Biliyorum, sevgileri hiç eksilmeyecek, onları görmesem de hep sevgiyle bahsedeceğim onlardan. Gözyaşlarımı ılık ılık içime akıtacağım. Ay Işığı Sonatı çok vicdansız, ne zaman sesini duysam gözlerim doluyor. Bir de ayrılık düşüncesi eşlik etti mi müziğe, kalk yerinden kalkabilirsen.

Ben haziran ayında dünyaya geldim. Adana sıcaklarına doğuştan alışığım. Ancak alışık olmadığım, yaz mevsiminin bana hep ayrılıkları ve zorlukları yaşatması. Ortaokuldaydım. Karne günü… Ortaokul bitiyordu. Arkadaşlarımdan ayrıldığım için öyle çok ağlamıştım ki… Sonra ailem beni çırak olarak vermek istedi bir dükkâna. Meslek öğrenmeliydim. Dünyanın türlü türlü hali vardı. Kolumda altın bir bilezik olmalıydı. O gün de çok ağladım. Çalışmak istemiyordum. Ben okuyacaktım ve tatili fazlasıyla hak ettiğimi düşünen çocuk aklımla haksızlığa uğradığımı düşünerek günlerce anneme kırgın kalmıştım. Sonra babam mayıs ayında kalp krizi geçirdi, haziranın sonuna kadar annemi görmedim. Liseden mezun olurken çok üzülmedim; fakat içimi acıtan şey, ayrılığın kendisiydi. Üniversiteden mezun olurken yine Adana’nın en sıcak günleri… Edebiyat bölümünün duvarlarına, sınıftaki tahta ve sıralara dokundum tek tek. Bir daha öğrenci olamayacaktım. Artık bir dönem kapanmıştı hayatımda böylece. Ve benim bu hayatta en çok keyif aldığım görevdi öğrenci olmak. Sonra memuriyet sınavları, telaşlar, koşturmacalar yine hep yaz aylarındaydı. Öyle çok dua ettim ki tanrıya öğretmen olmak için. Yarım kalan öğrenciliğim böylece devam edecekti. Okuldan, öğrenciden, zilin sesinden böylece kopmayacaktım.

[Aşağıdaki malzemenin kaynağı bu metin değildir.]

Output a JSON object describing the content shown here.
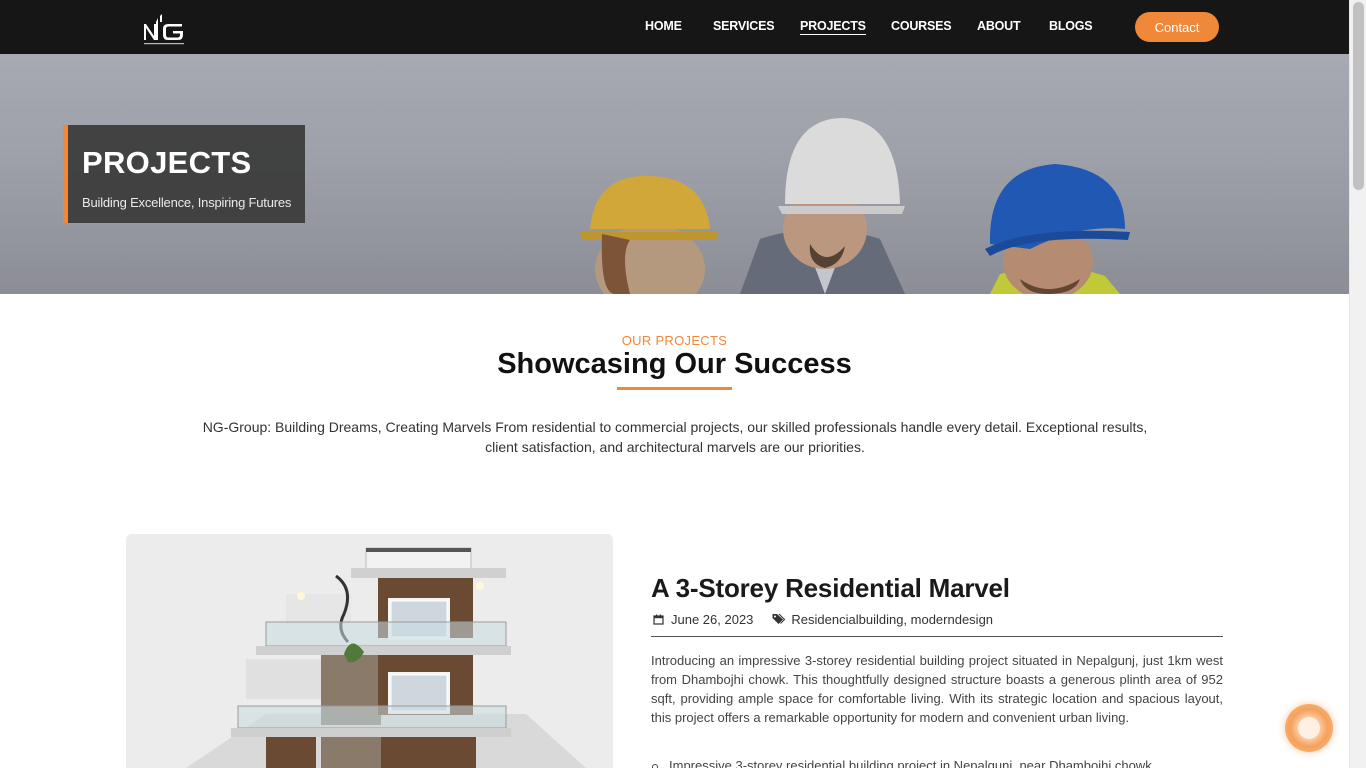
{
  "brand": {
    "logo_text": "NG"
  },
  "nav": {
    "items": [
      {
        "label": "HOME",
        "active": false
      },
      {
        "label": "SERVICES",
        "active": false
      },
      {
        "label": "PROJECTS",
        "active": true
      },
      {
        "label": "COURSES",
        "active": false
      },
      {
        "label": "ABOUT",
        "active": false
      },
      {
        "label": "BLOGS",
        "active": false
      }
    ],
    "contact_label": "Contact"
  },
  "hero": {
    "title": "PROJECTS",
    "subtitle": "Building Excellence, Inspiring Futures"
  },
  "section": {
    "tag": "OUR PROJECTS",
    "title": "Showcasing Our Success",
    "description": "NG-Group: Building Dreams, Creating Marvels From residential to commercial projects, our skilled professionals handle every detail. Exceptional results, client satisfaction, and architectural marvels are our priorities."
  },
  "project": {
    "title": "A 3-Storey Residential Marvel",
    "date": "June 26, 2023",
    "tags": "Residencialbuilding, moderndesign",
    "description": "Introducing an impressive 3-storey residential building project situated in Nepalgunj, just 1km west from Dhambojhi chowk. This thoughtfully designed structure boasts a generous plinth area of 952 sqft, providing ample space for comfortable living. With its strategic location and spacious layout, this project offers a remarkable opportunity for modern and convenient urban living.",
    "bullets": [
      "Impressive 3-storey residential building project in Nepalgunj, near Dhambojhi chowk."
    ]
  },
  "colors": {
    "accent": "#f0883a",
    "navbar": "#161616"
  },
  "icons": {
    "date": "calendar-icon",
    "tags": "tag-icon"
  }
}
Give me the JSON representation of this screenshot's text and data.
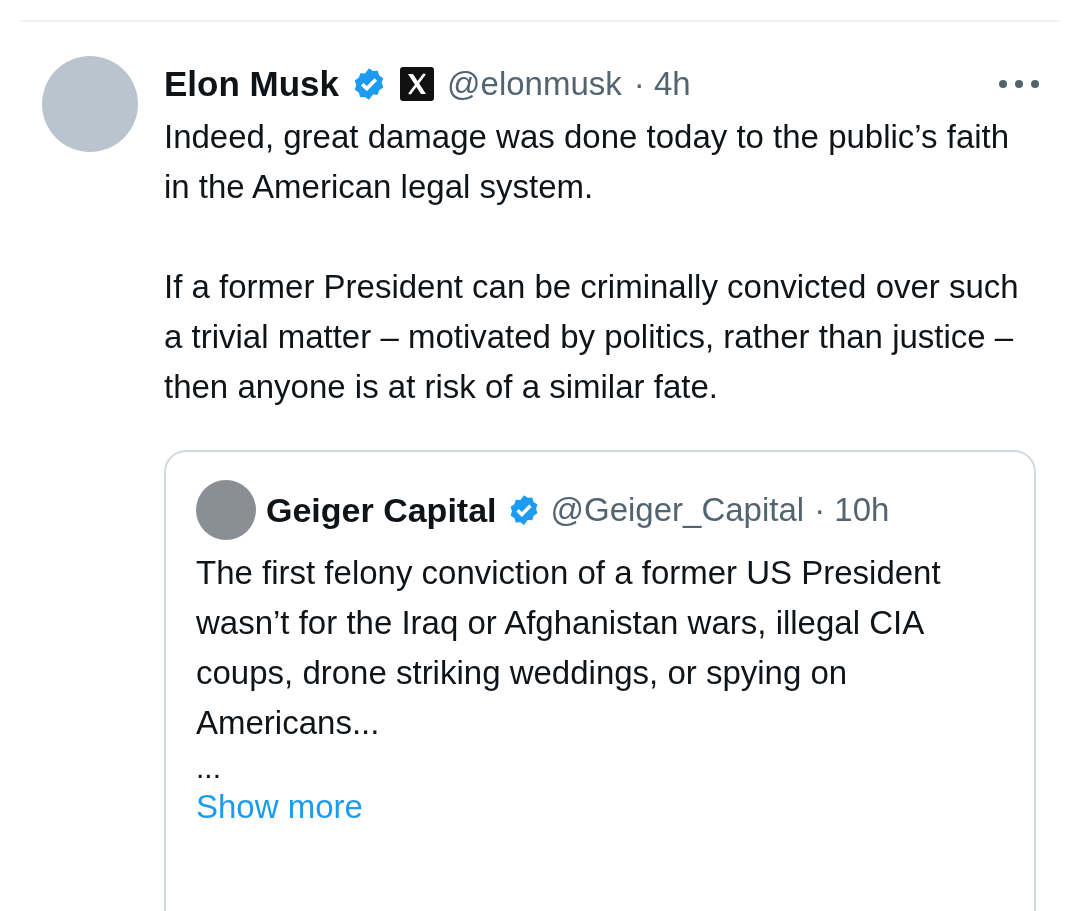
{
  "tweet": {
    "author": {
      "name": "Elon Musk",
      "verified": true,
      "affiliate_badge": true,
      "handle": "@elonmusk",
      "time": "· 4h"
    },
    "paragraphs": [
      "Indeed, great damage was done today to the public’s faith in the American legal system.",
      "If a former President can be criminally convicted over such a trivial matter – motivated by politics, rather than justice – then anyone is at risk of a similar fate."
    ],
    "quoted_tweet": {
      "author": {
        "name": "Geiger Capital",
        "verified": true,
        "handle": "@Geiger_Capital",
        "time": "· 10h"
      },
      "text": "The first felony conviction of a former US President wasn’t for the Iraq or Afghanistan wars, illegal CIA coups, drone striking weddings, or spying on Americans...",
      "ellipsis": "...",
      "show_more": "Show more"
    }
  }
}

Sonra öğretmen oldum; ama hep öğrenciydim aslında. Öğrencilerimden öyle çok şey öğrendim ki meğer ben ne toymuşum. İşte, gidiyorlar, yine bir yaz mevsimi. Yine doğum günüm ayrılıklara gebe. Giderken kalbimi de alın, çocuklarım. Sizler benim içtiğim limonlu çay, yediğim nohut yemeğisiniz. Çünkü biz sizle yemeği de paylaştık. Beni unutmayın. Sizleri çok seviyorum.